I worried, too, about Missy, thinking I should have discussed her history with Mrs. Devers instead of assuming the Vice Principal had known about it. Maybe if I got to school in time to be there when she came out nude...

All this thinking made me antsy and I was ready to get up and face the day -- well, as ready as I'd ever be. "Time to get up, I guess."

"Usual breakfast?" Mom asked as she got off my bed.

"Extra French toast?" I asked hopefully, swinging my feet over the side. Nothing short of total Armageddon could affect my appetite.

"I'd say you've earned it," she agreed kindly. "Now get a wiggle on."

I wiggled my naked butt to the bathroom, meditating on my uniform for the day. A suit of armor might be appropriate, but last week I'd sent it out to be oiled and have the dents taken out. While there was no rule said I couldn't go to school naked, after my weekend that didn't appeal to me. The dog collar definitely had to go. I left that decorating the back of the toilet before stepping under the shower. I didn't want any hint of what I'd been wearing in the park yesterday to taint my image more than it already was tainted.

Back in my room, I stood in front of my closet. What to wear, what to wear? I contemplated my reflection in the mirror.

Amazingly, the activities hadn't left a mark on me.

I didn't want to stand out -- which was hard enough already, with me towering over most of the school -- but did want to look confident and mature.

Yeah, right. I've got my fourteenth birthday coming up, I spent Sunday in the park playing doggie style fetch with a Frisbee, and I'm s'posed to look mature.

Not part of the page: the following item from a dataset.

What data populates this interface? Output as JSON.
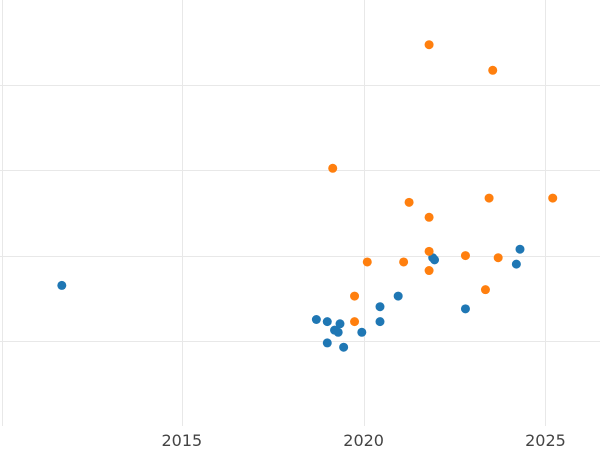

I went with modest shorts, a nice permanent-press short-sleeved blouse -- instead of my usual tee -- and a full set of underwear including a bra I didn't really need. It was uncomfortable, but I deserved to suffer.

I even tried to tame my hair.

"You look very nice this morning," Elaine observed when I appeared in the kitchen door, the air rich with the mouth-watering scent of French toast, hot maple syrup and broiling bacon. Mom had gone all out for me, as usual.